ATI RN
RN ATI Capstone Proctored Comprehensive Assessment 2019 A with NGN
1. When caring for a patient with a colostomy, which nursing action is most important?
- A. Monitor the colostomy for signs of infection.
- B. Empty the colostomy bag when it is half full.
- C. Encourage the patient to eat smaller, more frequent meals.
- D. Apply a skin barrier to prevent irritation.
Correct answer: B
Rationale: Emptying the colostomy bag when it is half full is the most important nursing action when caring for a patient with a colostomy. This practice helps prevent leakage, reduces the risk of skin irritation, and promotes patient comfort. Monitoring for signs of infection (Choice A) is essential but not as crucial as maintaining proper colostomy care. Encouraging the patient to eat smaller, more frequent meals (Choice C) can be beneficial for colostomy patients but is not as critical as ensuring timely emptying of the colostomy bag. Applying a skin barrier to prevent irritation (Choice D) is important, but ensuring timely emptying of the colostomy bag takes precedence in preventing complications associated with a colostomy.
2. What is the most appropriate action for a healthcare professional to take when a medication error occurs?
- A. Document the error in the patient's medical record.
- B. Report the error to the healthcare provider immediately.
- C. Apologize to the patient and explain what happened.
- D. Continue administering the medication and monitor the patient closely.
Correct answer: B
Rationale: When a medication error occurs, the most appropriate action for a healthcare professional is to report the error to the healthcare provider immediately. This is crucial for ensuring prompt corrective action to mitigate any potential harm to the patient. Documenting the error is important but should come after reporting it to the relevant authorities. Apologizing to the patient is important for maintaining trust and communication but should not take precedence over reporting and addressing the error. Continuing to administer the medication without addressing the error is unsafe and goes against patient safety protocols.
3. A nurse is teaching a client about how to use her new hearing aids. Which of the following statements should the nurse identify as an indication that the client needs further instruction?
- A. I will not use hairspray if I am wearing the hearing aids
- B. I will clean the hearing aids with alcohol wipes
- C. I will change the batteries once a week
- D. I will expect the hearing aids to whistle when I cup my hand over them
Correct answer: B
Rationale: The correct answer is B because cleaning the hearing aids with alcohol wipes can damage them. It is important to use specialized cleaning tools or follow specific cleaning instructions provided by the manufacturer to prevent harm to the hearing aids. Choices A, C, and D demonstrate good understanding and appropriate care for hearing aids, indicating that the client does not need further instruction in those areas.
4. The nurse is caring for a patient with an incision. Which actions will best indicate an understanding of medical and surgical asepsis for a sterile dressing change?

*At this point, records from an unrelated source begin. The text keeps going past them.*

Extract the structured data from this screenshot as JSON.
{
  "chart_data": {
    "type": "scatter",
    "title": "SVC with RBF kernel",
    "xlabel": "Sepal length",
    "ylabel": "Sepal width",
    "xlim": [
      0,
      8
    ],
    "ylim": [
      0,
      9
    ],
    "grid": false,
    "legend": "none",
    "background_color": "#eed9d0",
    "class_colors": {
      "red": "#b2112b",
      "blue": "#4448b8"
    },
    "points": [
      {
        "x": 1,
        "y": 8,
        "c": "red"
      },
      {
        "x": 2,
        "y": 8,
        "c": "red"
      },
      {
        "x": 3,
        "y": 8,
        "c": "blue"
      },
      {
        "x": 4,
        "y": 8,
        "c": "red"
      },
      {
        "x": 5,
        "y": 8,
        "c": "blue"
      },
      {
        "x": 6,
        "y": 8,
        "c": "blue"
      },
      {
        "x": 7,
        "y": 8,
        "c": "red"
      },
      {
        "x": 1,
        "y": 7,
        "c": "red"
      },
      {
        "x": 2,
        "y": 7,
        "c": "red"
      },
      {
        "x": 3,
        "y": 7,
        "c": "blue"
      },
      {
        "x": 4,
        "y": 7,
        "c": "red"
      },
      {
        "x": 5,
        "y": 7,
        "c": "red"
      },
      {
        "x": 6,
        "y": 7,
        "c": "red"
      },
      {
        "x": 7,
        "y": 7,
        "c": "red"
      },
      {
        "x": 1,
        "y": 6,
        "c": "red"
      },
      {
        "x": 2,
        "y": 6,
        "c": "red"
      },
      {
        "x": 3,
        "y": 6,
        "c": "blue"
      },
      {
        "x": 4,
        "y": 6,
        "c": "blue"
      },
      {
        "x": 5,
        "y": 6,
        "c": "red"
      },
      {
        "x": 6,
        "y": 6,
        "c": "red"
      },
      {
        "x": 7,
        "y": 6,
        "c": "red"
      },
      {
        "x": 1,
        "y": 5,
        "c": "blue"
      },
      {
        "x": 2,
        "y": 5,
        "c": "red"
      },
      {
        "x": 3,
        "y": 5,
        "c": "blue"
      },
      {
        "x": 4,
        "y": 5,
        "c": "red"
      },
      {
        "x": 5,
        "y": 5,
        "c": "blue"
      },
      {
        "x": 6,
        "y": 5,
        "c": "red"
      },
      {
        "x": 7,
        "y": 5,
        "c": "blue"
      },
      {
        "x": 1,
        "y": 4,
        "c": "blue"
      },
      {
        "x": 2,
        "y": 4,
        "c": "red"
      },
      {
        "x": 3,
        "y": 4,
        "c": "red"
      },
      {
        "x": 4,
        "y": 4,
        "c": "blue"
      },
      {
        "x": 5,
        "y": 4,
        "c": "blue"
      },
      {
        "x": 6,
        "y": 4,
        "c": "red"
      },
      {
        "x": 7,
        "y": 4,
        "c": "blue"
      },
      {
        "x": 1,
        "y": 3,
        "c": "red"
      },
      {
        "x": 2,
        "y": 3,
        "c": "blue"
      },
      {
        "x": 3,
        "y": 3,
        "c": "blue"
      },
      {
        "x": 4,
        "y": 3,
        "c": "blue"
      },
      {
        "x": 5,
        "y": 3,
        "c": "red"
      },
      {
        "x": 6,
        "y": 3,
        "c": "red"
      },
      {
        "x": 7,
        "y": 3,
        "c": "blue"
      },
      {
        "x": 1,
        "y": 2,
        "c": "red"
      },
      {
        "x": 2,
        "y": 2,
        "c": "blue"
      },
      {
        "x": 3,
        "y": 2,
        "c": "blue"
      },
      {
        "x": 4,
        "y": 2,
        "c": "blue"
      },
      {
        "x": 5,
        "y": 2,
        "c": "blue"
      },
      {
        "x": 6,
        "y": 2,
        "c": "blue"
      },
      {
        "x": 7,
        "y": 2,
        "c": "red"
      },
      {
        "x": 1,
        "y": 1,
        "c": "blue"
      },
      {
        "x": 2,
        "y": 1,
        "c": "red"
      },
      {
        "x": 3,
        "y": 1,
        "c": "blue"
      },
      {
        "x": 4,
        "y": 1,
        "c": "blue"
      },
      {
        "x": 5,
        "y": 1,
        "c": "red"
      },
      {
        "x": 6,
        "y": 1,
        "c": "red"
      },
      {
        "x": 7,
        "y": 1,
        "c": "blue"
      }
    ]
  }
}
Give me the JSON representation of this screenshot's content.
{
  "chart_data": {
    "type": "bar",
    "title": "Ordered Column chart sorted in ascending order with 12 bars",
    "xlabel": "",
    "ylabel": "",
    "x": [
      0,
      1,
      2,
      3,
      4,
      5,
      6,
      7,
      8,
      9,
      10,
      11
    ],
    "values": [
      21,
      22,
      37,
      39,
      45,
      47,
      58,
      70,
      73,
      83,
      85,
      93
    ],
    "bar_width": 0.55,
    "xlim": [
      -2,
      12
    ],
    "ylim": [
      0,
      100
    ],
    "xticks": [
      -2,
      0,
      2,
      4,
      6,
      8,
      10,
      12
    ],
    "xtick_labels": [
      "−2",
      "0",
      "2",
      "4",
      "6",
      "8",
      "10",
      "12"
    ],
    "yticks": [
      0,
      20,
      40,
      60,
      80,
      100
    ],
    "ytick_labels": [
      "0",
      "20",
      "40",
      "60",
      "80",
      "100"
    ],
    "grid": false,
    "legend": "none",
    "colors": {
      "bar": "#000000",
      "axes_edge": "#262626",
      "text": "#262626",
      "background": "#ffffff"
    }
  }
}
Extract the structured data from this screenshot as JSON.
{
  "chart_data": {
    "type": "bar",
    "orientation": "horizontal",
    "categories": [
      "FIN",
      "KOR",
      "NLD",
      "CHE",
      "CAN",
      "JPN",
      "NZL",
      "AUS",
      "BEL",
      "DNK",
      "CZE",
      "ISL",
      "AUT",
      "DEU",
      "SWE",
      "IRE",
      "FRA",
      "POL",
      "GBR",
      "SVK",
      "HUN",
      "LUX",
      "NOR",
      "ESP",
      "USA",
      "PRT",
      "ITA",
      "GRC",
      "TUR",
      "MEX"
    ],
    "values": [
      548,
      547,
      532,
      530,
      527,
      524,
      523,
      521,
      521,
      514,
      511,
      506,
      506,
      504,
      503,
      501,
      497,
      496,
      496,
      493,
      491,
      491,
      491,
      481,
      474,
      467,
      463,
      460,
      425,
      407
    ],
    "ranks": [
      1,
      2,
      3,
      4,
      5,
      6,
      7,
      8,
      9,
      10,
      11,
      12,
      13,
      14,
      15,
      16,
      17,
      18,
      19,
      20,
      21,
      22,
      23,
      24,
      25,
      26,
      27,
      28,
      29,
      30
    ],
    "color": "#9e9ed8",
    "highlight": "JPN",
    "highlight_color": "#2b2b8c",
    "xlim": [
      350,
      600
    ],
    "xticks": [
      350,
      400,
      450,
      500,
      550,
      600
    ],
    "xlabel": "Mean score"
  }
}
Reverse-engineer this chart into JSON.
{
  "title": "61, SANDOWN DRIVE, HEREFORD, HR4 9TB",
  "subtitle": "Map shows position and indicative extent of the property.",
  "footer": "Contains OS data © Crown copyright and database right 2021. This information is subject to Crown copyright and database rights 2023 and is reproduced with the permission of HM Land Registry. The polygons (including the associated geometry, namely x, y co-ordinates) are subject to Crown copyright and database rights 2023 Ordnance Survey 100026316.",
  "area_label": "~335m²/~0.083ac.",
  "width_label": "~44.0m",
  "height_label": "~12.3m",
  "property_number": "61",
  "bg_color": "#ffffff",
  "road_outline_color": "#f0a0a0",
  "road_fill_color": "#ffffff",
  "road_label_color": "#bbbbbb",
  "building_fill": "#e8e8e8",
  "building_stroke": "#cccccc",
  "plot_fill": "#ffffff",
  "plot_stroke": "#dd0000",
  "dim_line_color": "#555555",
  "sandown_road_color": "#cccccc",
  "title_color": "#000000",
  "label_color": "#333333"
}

- A. Donning sterile gown and gloves to remove the wound dressing
- B. Utilizing clean gloves to remove the dressing and clean supplies for the new dressing
- C. Utilizing clean gloves to remove the dressing and sterile supplies for the new dressing
- D. Donning clean goggles, gown, and gloves to dress the wound
Correct answer: C
Rationale: Choice C is the correct answer. When performing a sterile dressing change, it is essential to use clean gloves to remove soiled dressings and sterile gloves and supplies for applying the new dressing. This helps maintain aseptic technique and reduce the risk of introducing pathogens to the wound. Choices A, B, and D involve incorrect use of sterile and clean supplies, which can compromise the sterility of the procedure and increase the risk of infection.
5. A patient with severe pain and leg swelling is admitted. What should the nurse assess for?
- A. Check for signs of deep vein thrombosis.
- B. Assess for compartment syndrome.
- C. Increase the patient's fluid intake.
- D. Prepare the patient for surgery to relieve pain.
Correct answer: B
Rationale: When a patient presents with severe pain and leg swelling, the nurse should assess for compartment syndrome. Compartment syndrome is a serious condition that can develop due to increased pressure within a muscle compartment, leading to compromised circulation and potential tissue damage. It is crucial to identify compartment syndrome promptly as it may require immediate intervention to prevent further complications. Checking for signs of deep vein thrombosis (Choice A) is also important in a patient with leg swelling, but in this scenario, the focus should be on assessing for compartment syndrome due to the severity of the symptoms. Increasing fluid intake (Choice C) may not address the underlying cause of the patient's symptoms. Preparing the patient for surgery (Choice D) without a comprehensive assessment and diagnosis is premature and may not be the appropriate initial intervention.